If you were wondering what a mottled sculpin looks like, there are plenty of pictures available online. But while they may satisfy a curious tidepooler, the discerning ichthyologist demands more. That’s why a professor at the University of Washington is getting full 3D scans of every fish in the sea — every species of fish, anyway.
With a $340,000 CT scanner, a few lab assistants and a whole lot of fish, Adam Summers wants to build a complete catalog of the more than 25,000 types of fish out there. This isn’t some new mania: he’s been scanning fish since the 1990s, and knows the scientific benefits of this kind of data.
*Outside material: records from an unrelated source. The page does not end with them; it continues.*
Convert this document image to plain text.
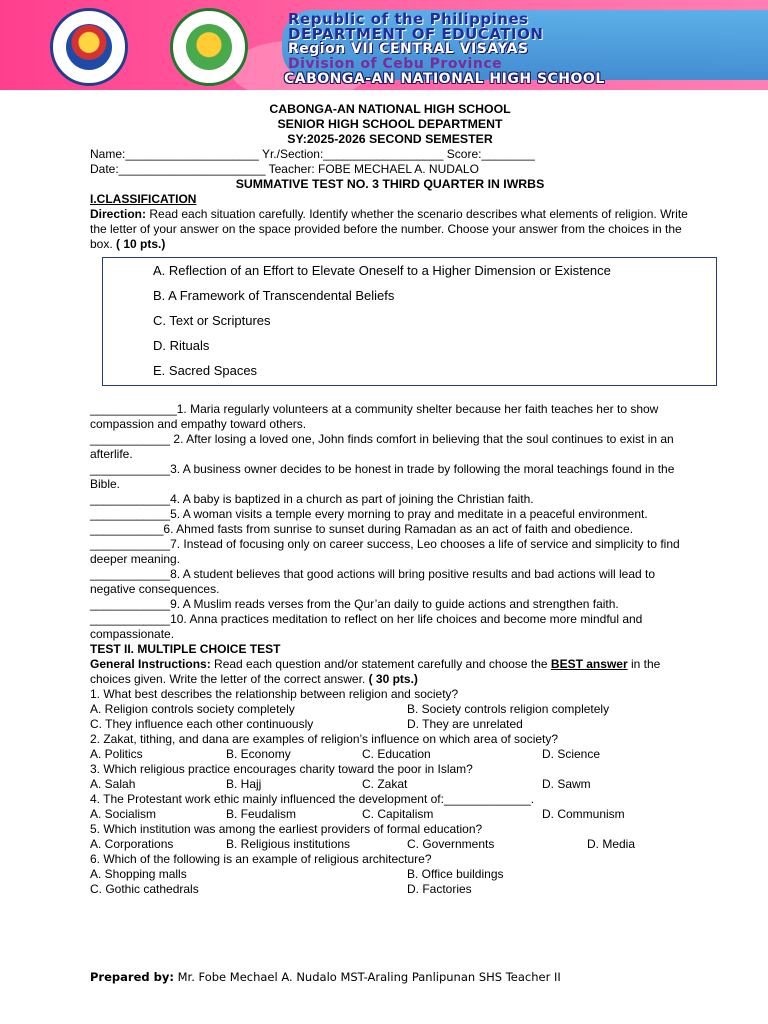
Republic of the Philippines
DEPARTMENT OF EDUCATION
Region VII CENTRAL VISAYAS
Division of Cebu Province
CABONGA-AN NATIONAL HIGH SCHOOL
CABONGA-AN NATIONAL HIGH SCHOOL
SENIOR HIGH SCHOOL DEPARTMENT
SY:2025-2026 SECOND SEMESTER
Name:____________________ Yr./Section:__________________ Score:________
Date:______________________ Teacher: FOBE MECHAEL A. NUDALO
SUMMATIVE TEST NO. 3 THIRD QUARTER IN IWRBS
I.CLASSIFICATION
Direction: Read each situation carefully. Identify whether the scenario describes what elements of religion. Write the letter of your answer on the space provided before the number. Choose your answer from the choices in the box. ( 10 pts.)
A. Reflection of an Effort to Elevate Oneself to a Higher Dimension or Existence
B. A Framework of Transcendental Beliefs
C. Text or Scriptures
D. Rituals
E. Sacred Spaces
_____________1. Maria regularly volunteers at a community shelter because her faith teaches her to show compassion and empathy toward others.
____________ 2. After losing a loved one, John finds comfort in believing that the soul continues to exist in an afterlife.
____________3. A business owner decides to be honest in trade by following the moral teachings found in the Bible.
____________4. A baby is baptized in a church as part of joining the Christian faith.
____________5. A woman visits a temple every morning to pray and meditate in a peaceful environment.
___________6. Ahmed fasts from sunrise to sunset during Ramadan as an act of faith and obedience.
____________7. Instead of focusing only on career success, Leo chooses a life of service and simplicity to find deeper meaning.
____________8. A student believes that good actions will bring positive results and bad actions will lead to negative consequences.
____________9. A Muslim reads verses from the Qur’an daily to guide actions and strengthen faith.
____________10. Anna practices meditation to reflect on her life choices and become more mindful and compassionate.
TEST II. MULTIPLE CHOICE TEST
General Instructions: Read each question and/or statement carefully and choose the BEST answer in the choices given. Write the letter of the correct answer. ( 30 pts.)
1. What best describes the relationship between religion and society?
A. Religion controls society completely	B. Society controls religion completely
C. They influence each other continuously	D. They are unrelated
2. Zakat, tithing, and dana are examples of religion’s influence on which area of society?
A. Politics	B. Economy	C. Education	D. Science
3. Which religious practice encourages charity toward the poor in Islam?
A. Salah	B. Hajj	C. Zakat	D. Sawm
4. The Protestant work ethic mainly influenced the development of:_____________.
A. Socialism	B. Feudalism	C. Capitalism	D. Communism
5. Which institution was among the earliest providers of formal education?
A. Corporations	B. Religious institutions	C. Governments	D. Media
6. Which of the following is an example of religious architecture?
A. Shopping malls	B. Office buildings
C. Gothic cathedrals	D. Factories
Prepared by: Mr. Fobe Mechael A. Nudalo MST-Araling Panlipunan SHS Teacher II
Having digital models accurate to (say) the millimeter allows for instant, exact comparisons between species, or among several of the same species — you could even 3D print a skull, tail, vertebra or whole fish to compare with a real-world sample. It’s an invaluable tool, which is why Summers has made sure that all the data his lab produces is freely available.
“Having this scanner has made it clear to me the incredible power of this system if you think about it the right way,” Summers said in a UW news release. “These scans are transforming the way we think about 3-D data and accessibility.”
The lab is on San Juan Island in the beautiful Puget Sound region of Washington, and Summers now has visitors to his watery paradise who want to scan their own fish. Not folks who just caught a big one, of course, but biologists and museum curators who want to digitize their own extensive collections.
Summers thinks it’ll take between two and three years to scan them all, but that doesn’t mean his work will be over. Next he plans to scan the remaining 50,000 or so vertebrates on Earth — a considerably bigger task in several ways.
So far there are somewhere north of 500 species of fish scanned, which you can browsehere at the Open Science Framework. All the files are the full resolution and free to download.